There are a ton of follow up questions that I have, but I'm gonna wait to see what some answers are first.

~Danny


----------



## Russel (Aug 13, 2007)

I've not sold any woodworking projects this way, but I have sold a few other things. I simply showed what I had to the owner of the store and asked if I could place it in his store. Items were more or less on consignment as opposed to an ordered quantity, and the store's cut of the sale ranged from 25% to 50%. It wasn't terribly profitable, but it was a worthwhile experience.


----------



## teenagewoodworker (Jan 31, 2008)

I would say just to talk to the manager and just take it like it is a regular conversation. Don't try to play him dumb or try to fancy it up. Just give him the facts and the rest is up to him really.


----------



## Betsy (Sep 25, 2007)

Hi - I'm Danny---- your winos need a place to store their wine before they become winos. I've got just the ticket--- let me show you my project.

Actually I'd go with something more along the lines of I've had this great idea for a wine cabinet. Unfortunately, I don't drink wine and have no need for it. Someone suggested that I talk to you and see if you might be interested in putting it on sale in your store. Local wine shops that sell locally made wines will probably like to display there bottles on area woodworking to.

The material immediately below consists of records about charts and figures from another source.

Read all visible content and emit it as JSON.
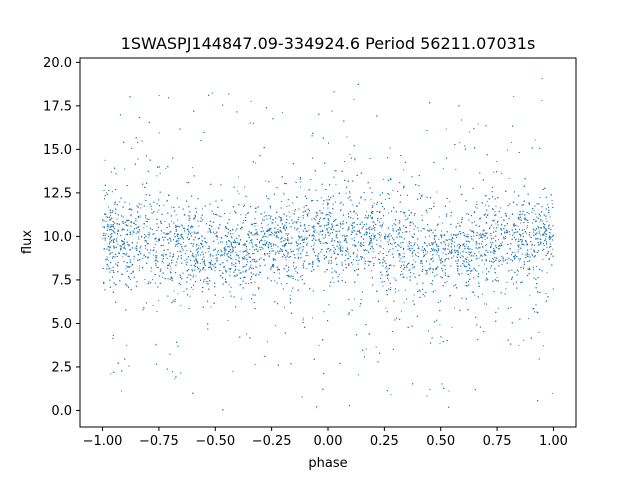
{
  "chart_data": {
    "type": "scatter",
    "title": "1SWASPJ144847.09-334924.6 Period 56211.07031s",
    "xlabel": "phase",
    "ylabel": "flux",
    "xlim": [
      -1.1,
      1.1
    ],
    "ylim": [
      -0.95,
      20.25
    ],
    "xticks": [
      -1.0,
      -0.75,
      -0.5,
      -0.25,
      0.0,
      0.25,
      0.5,
      0.75,
      1.0
    ],
    "xtick_labels": [
      "−1.00",
      "−0.75",
      "−0.50",
      "−0.25",
      "0.00",
      "0.25",
      "0.50",
      "0.75",
      "1.00"
    ],
    "yticks": [
      0.0,
      2.5,
      5.0,
      7.5,
      10.0,
      12.5,
      15.0,
      17.5,
      20.0
    ],
    "ytick_labels": [
      "0.0",
      "2.5",
      "5.0",
      "7.5",
      "10.0",
      "12.5",
      "15.0",
      "17.5",
      "20.0"
    ],
    "grid": false,
    "marker_color": "#1f77b4",
    "series": [
      {
        "x_range": [
          -1.0,
          1.0
        ],
        "y_range": [
          0.0,
          19.3
        ],
        "profile": [
          {
            "phase": -1.0,
            "center": 9.9,
            "core_spread": 1.3
          },
          {
            "phase": -0.75,
            "center": 9.9,
            "core_spread": 1.4
          },
          {
            "phase": -0.5,
            "center": 8.9,
            "core_spread": 1.3
          },
          {
            "phase": -0.25,
            "center": 9.7,
            "core_spread": 1.2
          },
          {
            "phase": 0.0,
            "center": 9.9,
            "core_spread": 1.3
          },
          {
            "phase": 0.25,
            "center": 9.9,
            "core_spread": 1.4
          },
          {
            "phase": 0.5,
            "center": 8.9,
            "core_spread": 1.3
          },
          {
            "phase": 0.75,
            "center": 9.7,
            "core_spread": 1.2
          },
          {
            "phase": 1.0,
            "center": 9.9,
            "core_spread": 1.3
          }
        ]
      }
    ]
  }
}
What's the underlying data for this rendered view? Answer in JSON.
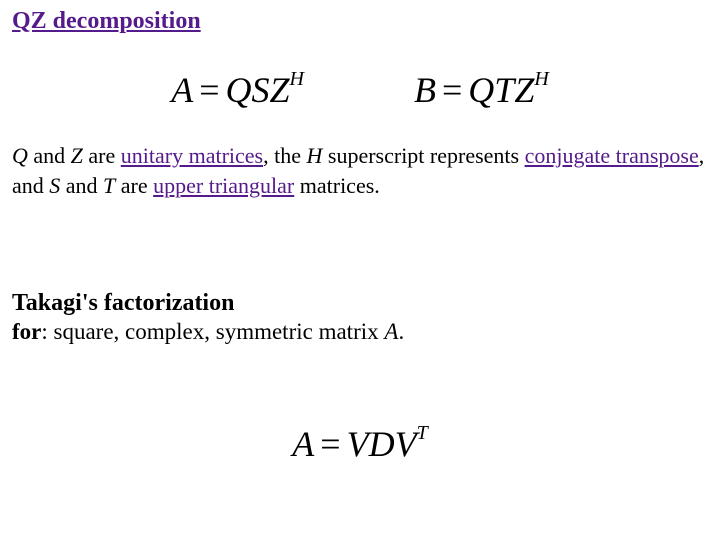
{
  "colors": {
    "background": "#ffffff",
    "text": "#000000",
    "link_visited": "#551a8b"
  },
  "typography": {
    "body_family": "Times New Roman",
    "heading_size_pt": 18,
    "body_size_pt": 16,
    "equation_size_pt": 27
  },
  "heading": {
    "text": "QZ decomposition"
  },
  "equations_top": {
    "left": {
      "lhs": "A",
      "rhs_base": "QSZ",
      "rhs_sup": "H"
    },
    "right": {
      "lhs": "B",
      "rhs_base": "QTZ",
      "rhs_sup": "H"
    }
  },
  "paragraph": {
    "p1": "Q",
    "p2": " and ",
    "p3": "Z",
    "p4": " are ",
    "link1": "unitary matrices",
    "p5": ", the ",
    "p6": "H",
    "p7": " superscript represents ",
    "link2": "conjugate transpose",
    "p8": ", and ",
    "p9": "S",
    "p10": " and ",
    "p11": "T",
    "p12": " are ",
    "link3": "upper triangular",
    "p13": " matrices."
  },
  "section2": {
    "title": "Takagi's factorization",
    "for_label": "for",
    "for_rest": ": square, complex, symmetric matrix ",
    "for_var": "A",
    "for_period": "."
  },
  "equation_bottom": {
    "lhs": "A",
    "rhs_base": "VDV",
    "rhs_sup": "T"
  }
}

Give it a try. All they can say is no.


----------



## DannyBoy (Oct 26, 2007)

Thanks for the suggestions, guys. This was kind of the way I was leaning at approaching it. It kind of seemed like common sense. I just wanted to make sure there wasn't some line I would cross by coming at it this way.


----------



## Al_Killian (Feb 15, 2008)

I would ask the owner or manager to see if they are willing to sell it for you. Many stores around here ask for 15-20% of the price when sold.


----------



## motthunter (Dec 31, 2007)

If your wine rack is amazing, it will sell itself. If they agree to take it on consignment, offer them 20 to 40% and price accordingly


----------



## robinlynn (May 1, 2008)

I don't know where you are located but you might want to try the little wineries as well. They often are interested in that kind of thing. Just a thought.


----------



## ChrisCook (Apr 30, 2008)

I agree with these folks, most wine dealers especially local types love that kind of stuff. If you have ever been to a wine tasting for local vinyards, usually about half or more of the booths are arts/crafts booths primarily dominated by woodworkers.


----------



## tenontim (Feb 24, 2008)

Do you buy wine from this shop? Sometimes it helps if you are one of their customers. If you're not a wine drinker, you could still buy a few bottles of Thunderbird or "Mad Dog" and tell the owner you make these neat wine racks to keep it in.


----------